Pemulasaraan Jenazah, Dialog Mencari Persamaan dalam Islam

0
675
Training pemularasan jenazah di Desa Tokorondo. Foto : Dok.Mosintuwu/Pian

Dalam ajaran Islam, jika ada orang yang meninggal  maka wajib bagi seluruh ummat Islam menguburkannya. Bila sudah ada yang melakukannya, maka ummat yang lain gugur dari kewajiban itu. Ini disebut Fardhu Kifayah. Namun di tengah ummat Islam ada perbedaan mahzab bagaimana cara mengurus jenazah. Perbedaan itu tidak jarang menjadi sumber pertengkaran termasuk di desa-desa berpenduduk Islam di kabupaten Poso.

Selain perbedaan pandang dalam caranya. Problem lain adalah, semakin sedikit umat Islam yang punya pengetahuan mengurus jenazah di desa. Dalam sebuah diskusi, Andi Baso Tahir, ketua BPD desa Tokorondo kecamatan Poso Pesisir mengatakan, tahun 2022 lalu, ada warga dari dusun Pasau, desa tetangga mereka datang mencari pegawai Syara desa Tokorondo dengan maksud meminta agar memandikan dan mengkafani jenazah di tempat mereka. Perbedaan pandang kedua, apakah perempuan boleh ikut mengantarkan jenazah ke pemakaman? ini menjadi isu yang tidak kurang menimbulkan pertengkaran , tidak jarang hingga ke dalam keluarga.

Jadi masalahnya, selain ada perbedaan pendapat di internal ummat Islam, jumlah orang yang punya pengetahuan melakukannya juga sudah semakin berkurang. Di desa Lape dan Tokorondo, jumlahnya hanya tersisa beberapa orang tua saja, baik perempuan maupun laki-laki. Dalam rangka mencari kesamaan pandang dan memberikan akses pengetahuan kepada lebih banyak orang, training pemulasaraan jenazah diselenggarakan oleh Pegawai Syara Desa Tokorondo dan Desa lape bekerjasama dengan Institut Mosintuwu sebagai bagian  dari kelas sekolah keberagaman.

“Harapannya, training ini membuat pengetahuan pengurusan jenazah tidak terpusat di pegawai Syara saja, tetapi juga ada ditengah masyarakat luas”. Demikian Andi Baso Tahir, Ketua BPD Desa Tokorondo dan salah seorang inisiator training ini mengatakan.

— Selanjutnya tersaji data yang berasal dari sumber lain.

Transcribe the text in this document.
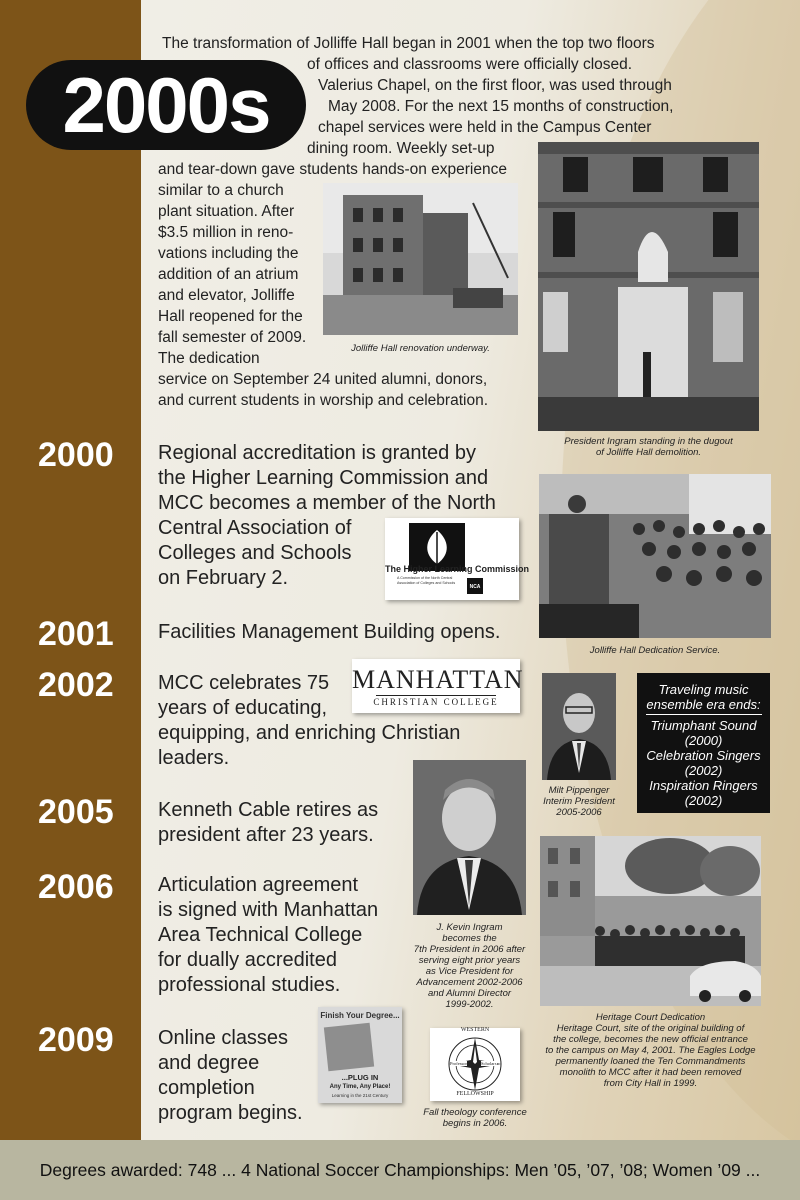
2000s
The transformation of Jolliffe Hall began in 2001 when the top two floors
of offices and classrooms were officially closed.
Valerius Chapel, on the first floor, was used through
May 2008. For the next 15 months of construction,
chapel services were held in the Campus Center
dining room. Weekly set-up
and tear-down gave students hands-on experience
similar to a church
plant situation. After
$3.5 million in reno-
vations including the
addition of an atrium
and elevator, Jolliffe
Hall reopened for the
fall semester of 2009.
The dedication
service on September 24 united alumni, donors,
and current students in worship and celebration.
Jolliffe Hall renovation underway.
President Ingram standing in the dugout
of Jolliffe Hall demolition.
2000 Regional accreditation is granted by
the Higher Learning Commission and
MCC becomes a member of the North
Central Association of
Colleges and Schools
on February 2.	The Higher Learning Commission
A Commission of the North Central Association of Colleges and Schools
NCA
Jolliffe Hall Dedication Service.
2001 Facilities Management Building opens.
2002 MCC celebrates 75
years of educating,
equipping, and enriching Christian
leaders.
MANHATTAN
CHRISTIAN COLLEGE
Milt Pippenger
Interim President
2005-2006
Traveling music
ensemble era ends:
Triumphant Sound
(2000)
Celebration Singers
(2002)
Inspiration Ringers
(2002)
J. Kevin Ingram
becomes the
7th President in 2006 after
serving eight prior years
as Vice President for
Advancement 2002-2006
and Alumni Director
1999-2002.
2005 Kenneth Cable retires as
president after 23 years.
Heritage Court Dedication
Heritage Court, site of the original building of
the college, becomes the new official entrance
to the campus on May 4, 2001. The Eagles Lodge
permanently loaned the Ten Commandments
monolith to MCC after it had been removed
from City Hall in 1999.
2006 Articulation agreement
is signed with Manhattan
Area Technical College
for dually accredited
professional studies.
2009 Online classes
and degree
completion
program begins.
Finish Your Degree...
...PLUG IN
Any Time, Any Place!
Learning in the 21st Century
WESTERN
FELLOWSHIP
Professor	Scholars
Fall theology conference
begins in 2006.
Degrees awarded: 748 ... 4 National Soccer Championships: Men ’05, ’07, ’08; Women ’09 ...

Training pemulasaran di desa Lape antar kelompok agama Islam. Foto : Dok.Mosintuwu / Pian

Mencegah Perpecahan Mengurus Jenazah

Sekitar 34 orang warga desa Lape hadir sejak pagi hari di tanggal 28 Juli 2023 di Balai Pertemuan. Mereka mendengarkan penjelasan 2 orang narasumber, yakni Abdul Hamid, Kepala KUA Poso Pesisir dan Muhamad Salman, imam Masjid Desa Pinedapa.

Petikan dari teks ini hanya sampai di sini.